Para los cobardes como yo —que no nos atrevemos a la salida digna, que preferiríamos vivir un poco más— está claro que si no hay más remedio que ser viejo en algún lado, el mejor debe ser Corea. En Corea se mantienen, parece, aquellos mitos: que los viejos son —más o menos— sabios, que son modelos a seguir, que corresponde respetarlos. Cuando dos coreanos se conocen, el que parece más joven no tarda en preguntarle al otro cuántos años tiene —y el otro no se ofende y le contesta. Es funcional: el más joven tiene que dirigirse al más viejo con una serie de fórmulas y palabras de respeto y, por lo tanto, hace falta definir cuál es cuál.

(c) Martín Caparrós.

Son los restos del confucianismo, ese modo chino de pensar el mundo que pretende que nada pesa tanto como las jerarquías. Por supuesto, en una sociedad que la técnica cambia a mil por hora, los viejos modos se erosionan —pero sobreviven. Como en la historia de ese señor que no quería hacer la visita tradicional del primer día del año, cuando el hijo va a arrodillarse frente a su padre para mostrarle su respeto y, a cambio, el padre le da un dinero para mostrarle su cariño —o, quizá, que todavía maneja los billetes. El rebelde, en cambio, le mandó por celular una foto de sí mismo arrodillado; el padre, entonces, le mandó una foto de un puñado de wones. O como en la historia, probablemente tan apócrifa como la anterior, que cuenta que Guus Hiddink, el técnico holandés que llevó a la selección de fútbol al tercer puesto en el Mundial 2002, basó su éxito en que supo convencer a sus jugadores de que no siempre debían pasarle la pelota a sus mayores.

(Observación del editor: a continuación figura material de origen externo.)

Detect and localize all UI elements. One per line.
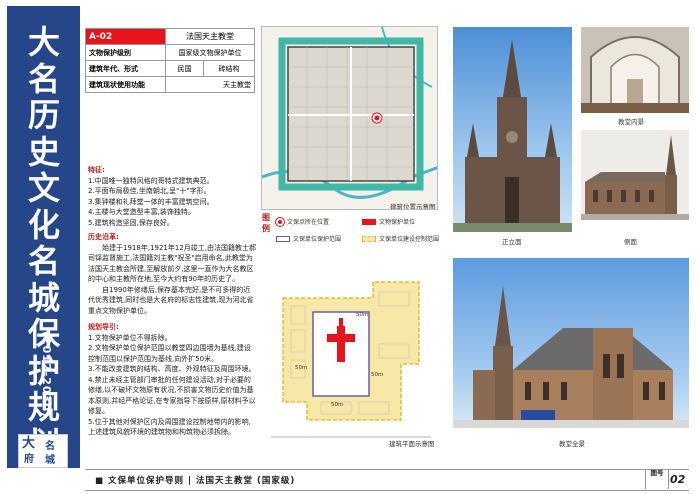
paragraph: 自1990年修缮后,保存基本完好,是不可多得的近代优秀建筑,同时也是大名府的标志…: [88, 285, 254, 315]
info-label: 建筑现状使用功能: [84, 76, 167, 93]
figure-number: 02: [670, 473, 686, 486]
legend-item: 文保单位建设控制范围: [362, 234, 439, 243]
list-item: 3.不能改变建筑的结构、高度、外观特征及周围环境。: [88, 365, 256, 373]
location-map-caption: 建筑位置示意图: [390, 203, 436, 210]
info-value: 砖结构: [203, 60, 255, 77]
location-map: 建筑位置示意图: [261, 26, 438, 210]
features-section: 特征: 1.中国唯一独特风格的哥特式建筑典范。 2.平面布局极佳,坐南朝北,呈"…: [88, 165, 256, 228]
guide-heading: 规划导引:: [88, 323, 119, 331]
list-item: 3.集钟楼和礼拜堂一体的丰富建筑空间。: [88, 197, 214, 206]
list-item: 5.建筑构造坚固,保存良好。: [88, 218, 174, 227]
plan-map-caption: 建筑平面示意图: [389, 440, 435, 448]
red-swatch-icon: [362, 218, 376, 225]
list-item: 1.文物保护单位不得拆除。: [88, 333, 172, 342]
site-dot-icon: [276, 217, 284, 226]
distance-label: 50m: [356, 312, 369, 318]
info-value: 天主教堂: [165, 76, 255, 93]
page: 大名历史文化名城保护规划 (2012-2030) 大 名 府 城 A-02 法国…: [0, 0, 700, 494]
logo: 大 名 府 城: [18, 434, 68, 468]
panorama-photo: [453, 258, 689, 428]
side-photo: [581, 130, 689, 220]
list-item: 4.禁止未经主管部门审批的任何建设活动,对于必要的修缮,以不破坏文物原有状况,不…: [88, 375, 256, 416]
purple-outline-icon: [276, 235, 290, 242]
distance-label: 50m: [295, 365, 308, 371]
features-heading: 特征:: [88, 166, 105, 174]
legend-item: 文物保护单位: [362, 217, 415, 226]
history-section: 历史沿革: 始建于1918年,1921年12月竣工,由法国籍教士郝司铎监督施工,…: [88, 232, 256, 316]
legend: 图例 文保点所在位置 文物保护单位 文保单位保护范围 文保单位建设控制范围: [262, 212, 439, 246]
sidebar: 大名历史文化名城保护规划 (2012-2030) 大 名 府 城: [7, 6, 80, 468]
panorama-caption: 教堂全景: [559, 440, 585, 448]
legend-item: 文保点所在位置: [276, 217, 329, 226]
list-item: 1.中国唯一独特风格的哥特式建筑典范。: [88, 176, 214, 185]
yellow-dashed-icon: [362, 235, 376, 242]
info-label: 建筑年代、形式: [84, 60, 167, 77]
distance-label: 50m: [331, 402, 344, 408]
side-caption: 侧面: [624, 238, 637, 246]
list-item: 2.平面布局极佳,坐南朝北,呈"十"字形。: [88, 187, 211, 195]
legend-item: 文保单位保护范围: [276, 234, 341, 243]
front-photo: [453, 27, 572, 232]
info-label: 文物保护级别: [84, 44, 167, 61]
distance-label: 50m: [371, 372, 384, 378]
guide-section: 规划导引: 1.文物保护单位不得拆除。 2.文物保护单位保护范围以教堂四边围墙为…: [88, 322, 256, 438]
footer-title: ■ 文保单位保护导则 | 法国天主教堂 (国家级): [95, 476, 296, 486]
list-item: 4.主楼与大堂造型丰富,装饰独特。: [88, 208, 195, 216]
footer: ■ 文保单位保护导则 | 法国天主教堂 (国家级) 02 图号: [85, 469, 689, 491]
site-name: 法国天主教堂: [165, 28, 255, 45]
interior-photo: [581, 27, 689, 113]
list-item: 2.文物保护单位保护范围以教堂四边围墙为基线,建设控制范围以保护范围为基线,向外…: [88, 344, 251, 363]
legend-heading: 图例: [262, 213, 270, 233]
info-table: A-02 法国天主教堂 文物保护级别 国家级文物保护单位 建筑年代、形式 民国 …: [84, 28, 255, 93]
info-value: 国家级文物保护单位: [165, 44, 255, 61]
list-item: 5.位于其他对保护区内及周围建设控制地带内的影响,上述建筑风貌环境的建筑物和构筑…: [88, 417, 251, 437]
site-code: A-02: [84, 28, 167, 45]
figure-label: 图号: [645, 469, 669, 489]
paragraph: 始建于1918年,1921年12月竣工,由法国籍教士郝司铎监督施工,法国籍刘主教…: [88, 243, 256, 284]
history-heading: 历史沿革:: [88, 233, 119, 241]
plan-map: 50m 50m 50m 50m 建筑平面示意图: [261, 252, 440, 448]
interior-caption: 教堂内景: [618, 118, 644, 126]
front-caption: 正立面: [502, 238, 522, 246]
info-value: 民国: [165, 60, 205, 77]
sidebar-years: (2012-2030): [40, 331, 53, 418]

Los viejos del mundo, presentes y futuros, esperamos que nadie saque de esa lección holandesa las conclusiones obvias: que, dentro de las reglas de la moderna competencia, no hay ninguna razón para tratarnos bien. Y esperamos, ateridos, trémulos, que la culpa y alguna forma del agradecimiento alcancen para salvarnos del tacho de basura. Aunque sea en coreano, con un picnic en el cementerio.